Food was provided at the event, and 323 KIND granola bars were distributed, each affixed with stickers promoting event details prior to the 19th.  An important  value of the HSRC is abundance of resources, especially in regard to food. The HSRC sees the need many students experience in the form of increased Food Assistance Application numbers. Increased attendance at the multiple monthly food pantry nights at Avery Lodge, and term by term growth of the Textbook Lending Program also illustrate the growing need of students. Providing food at the event ensured that everyone who came by, at least got to eat lunch for the day.

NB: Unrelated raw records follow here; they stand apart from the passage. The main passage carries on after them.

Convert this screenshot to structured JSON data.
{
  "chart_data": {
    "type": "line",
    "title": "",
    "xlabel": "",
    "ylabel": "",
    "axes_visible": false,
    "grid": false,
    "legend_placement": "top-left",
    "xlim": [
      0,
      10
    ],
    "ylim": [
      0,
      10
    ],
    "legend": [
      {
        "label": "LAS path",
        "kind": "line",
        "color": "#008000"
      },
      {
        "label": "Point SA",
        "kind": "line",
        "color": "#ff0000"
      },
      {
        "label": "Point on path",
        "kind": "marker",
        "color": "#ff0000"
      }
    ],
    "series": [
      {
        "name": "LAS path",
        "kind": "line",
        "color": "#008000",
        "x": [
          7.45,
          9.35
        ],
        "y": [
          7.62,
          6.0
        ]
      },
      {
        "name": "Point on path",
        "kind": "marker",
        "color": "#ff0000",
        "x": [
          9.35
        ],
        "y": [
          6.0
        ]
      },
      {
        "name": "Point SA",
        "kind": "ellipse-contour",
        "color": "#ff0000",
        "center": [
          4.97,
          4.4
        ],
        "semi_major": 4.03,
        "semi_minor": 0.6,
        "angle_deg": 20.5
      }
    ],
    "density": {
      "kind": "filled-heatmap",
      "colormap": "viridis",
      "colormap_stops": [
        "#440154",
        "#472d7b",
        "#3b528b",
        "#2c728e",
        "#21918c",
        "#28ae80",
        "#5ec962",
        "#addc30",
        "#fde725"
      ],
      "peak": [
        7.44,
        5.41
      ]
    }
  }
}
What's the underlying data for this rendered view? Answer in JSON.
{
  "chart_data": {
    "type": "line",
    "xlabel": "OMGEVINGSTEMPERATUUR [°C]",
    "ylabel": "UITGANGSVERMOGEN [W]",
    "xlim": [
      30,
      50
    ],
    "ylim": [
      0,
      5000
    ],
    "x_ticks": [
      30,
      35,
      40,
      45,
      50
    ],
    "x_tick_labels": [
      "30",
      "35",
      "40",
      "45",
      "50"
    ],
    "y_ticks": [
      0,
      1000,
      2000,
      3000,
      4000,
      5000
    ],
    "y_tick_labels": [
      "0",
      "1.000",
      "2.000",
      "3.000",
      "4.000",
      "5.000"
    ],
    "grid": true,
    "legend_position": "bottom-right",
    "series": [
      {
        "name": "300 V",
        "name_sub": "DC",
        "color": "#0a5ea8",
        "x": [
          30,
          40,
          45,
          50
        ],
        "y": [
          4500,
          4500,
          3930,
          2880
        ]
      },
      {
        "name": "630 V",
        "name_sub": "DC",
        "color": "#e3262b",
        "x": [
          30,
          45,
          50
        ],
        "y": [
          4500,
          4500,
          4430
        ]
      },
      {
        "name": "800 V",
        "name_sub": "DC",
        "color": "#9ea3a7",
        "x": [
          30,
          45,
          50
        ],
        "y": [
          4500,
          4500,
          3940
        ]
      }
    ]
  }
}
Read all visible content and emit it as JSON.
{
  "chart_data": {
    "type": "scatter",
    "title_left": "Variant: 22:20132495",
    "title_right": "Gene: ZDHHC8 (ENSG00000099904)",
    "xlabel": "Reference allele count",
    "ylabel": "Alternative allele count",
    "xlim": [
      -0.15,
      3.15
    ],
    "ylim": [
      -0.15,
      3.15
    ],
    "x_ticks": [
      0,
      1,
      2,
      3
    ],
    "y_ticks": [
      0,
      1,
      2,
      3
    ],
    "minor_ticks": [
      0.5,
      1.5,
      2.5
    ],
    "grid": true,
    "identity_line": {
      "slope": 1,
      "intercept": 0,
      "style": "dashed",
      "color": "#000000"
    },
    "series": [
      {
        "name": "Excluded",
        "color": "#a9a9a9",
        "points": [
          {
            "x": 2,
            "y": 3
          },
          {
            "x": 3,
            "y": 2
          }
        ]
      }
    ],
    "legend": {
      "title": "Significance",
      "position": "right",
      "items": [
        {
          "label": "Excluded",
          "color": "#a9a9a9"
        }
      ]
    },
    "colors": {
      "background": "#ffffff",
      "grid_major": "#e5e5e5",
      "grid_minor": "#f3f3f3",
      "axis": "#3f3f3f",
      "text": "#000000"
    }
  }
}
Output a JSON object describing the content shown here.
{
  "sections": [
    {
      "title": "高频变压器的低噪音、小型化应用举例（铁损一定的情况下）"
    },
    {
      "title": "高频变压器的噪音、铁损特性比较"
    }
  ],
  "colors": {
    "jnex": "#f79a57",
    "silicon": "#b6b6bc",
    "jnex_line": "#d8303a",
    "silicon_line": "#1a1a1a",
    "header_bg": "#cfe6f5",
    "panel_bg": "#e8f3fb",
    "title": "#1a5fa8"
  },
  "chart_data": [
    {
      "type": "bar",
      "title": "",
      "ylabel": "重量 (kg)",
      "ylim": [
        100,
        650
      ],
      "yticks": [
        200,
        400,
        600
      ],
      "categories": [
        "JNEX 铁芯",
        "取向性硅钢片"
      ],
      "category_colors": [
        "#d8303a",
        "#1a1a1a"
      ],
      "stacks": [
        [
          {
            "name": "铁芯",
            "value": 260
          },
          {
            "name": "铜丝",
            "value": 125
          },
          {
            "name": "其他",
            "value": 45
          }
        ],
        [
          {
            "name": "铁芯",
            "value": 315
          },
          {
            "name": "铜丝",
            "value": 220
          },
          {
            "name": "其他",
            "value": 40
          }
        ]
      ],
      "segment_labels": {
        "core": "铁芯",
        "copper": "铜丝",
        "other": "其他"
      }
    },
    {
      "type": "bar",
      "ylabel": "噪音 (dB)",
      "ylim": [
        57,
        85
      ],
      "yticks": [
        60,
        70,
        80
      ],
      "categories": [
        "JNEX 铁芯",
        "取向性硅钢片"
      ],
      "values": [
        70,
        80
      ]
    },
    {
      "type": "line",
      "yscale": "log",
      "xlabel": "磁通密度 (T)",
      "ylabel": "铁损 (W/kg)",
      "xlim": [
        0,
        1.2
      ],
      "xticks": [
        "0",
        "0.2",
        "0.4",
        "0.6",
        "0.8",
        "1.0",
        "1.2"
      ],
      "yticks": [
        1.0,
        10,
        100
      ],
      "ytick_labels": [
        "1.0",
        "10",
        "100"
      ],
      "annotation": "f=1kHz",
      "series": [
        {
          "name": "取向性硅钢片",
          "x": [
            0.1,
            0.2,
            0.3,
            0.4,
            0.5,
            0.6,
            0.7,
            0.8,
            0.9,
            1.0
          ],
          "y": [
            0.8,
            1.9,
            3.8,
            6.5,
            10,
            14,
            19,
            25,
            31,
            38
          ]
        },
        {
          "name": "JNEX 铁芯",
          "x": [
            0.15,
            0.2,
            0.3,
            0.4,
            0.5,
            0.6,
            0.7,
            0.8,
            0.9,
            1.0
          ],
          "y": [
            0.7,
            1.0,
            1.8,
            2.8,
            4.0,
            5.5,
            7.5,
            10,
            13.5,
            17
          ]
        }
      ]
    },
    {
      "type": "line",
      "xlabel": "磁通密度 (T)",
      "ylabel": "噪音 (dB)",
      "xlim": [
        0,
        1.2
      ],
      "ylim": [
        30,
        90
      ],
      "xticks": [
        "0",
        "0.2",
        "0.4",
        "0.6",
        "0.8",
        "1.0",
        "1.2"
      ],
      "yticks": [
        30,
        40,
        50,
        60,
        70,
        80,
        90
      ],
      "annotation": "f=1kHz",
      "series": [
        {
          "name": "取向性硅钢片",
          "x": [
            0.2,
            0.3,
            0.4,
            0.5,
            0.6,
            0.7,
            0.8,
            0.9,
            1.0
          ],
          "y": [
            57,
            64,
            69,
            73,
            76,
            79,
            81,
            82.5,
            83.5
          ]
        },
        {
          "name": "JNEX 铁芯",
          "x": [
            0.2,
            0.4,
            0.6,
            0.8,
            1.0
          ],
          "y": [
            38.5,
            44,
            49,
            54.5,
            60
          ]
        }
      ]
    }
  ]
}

Through the efforts of the HSRC and SSI, the students who attended “One Snap, Get SNAP” could, combined, receive upwards of $50,000 in grocery money over the course of the next six months (approximately $157 per month per person, though individuals could be eligible for up to $189 per month and those with families or dependents could see even more). While not a permanent fix to student hunger, programming and outreach for SNAP benefits helps provide students with resources that better allow them to focus on school.  Providing access to these community resources on campus, where students spend a lot of their time, helps make the process for applying for SNAP benefits easier. When students aren’t worried about where their next meal is coming from they are better able to concentrate on school and make the most of their education, further enriching themselves and their communities.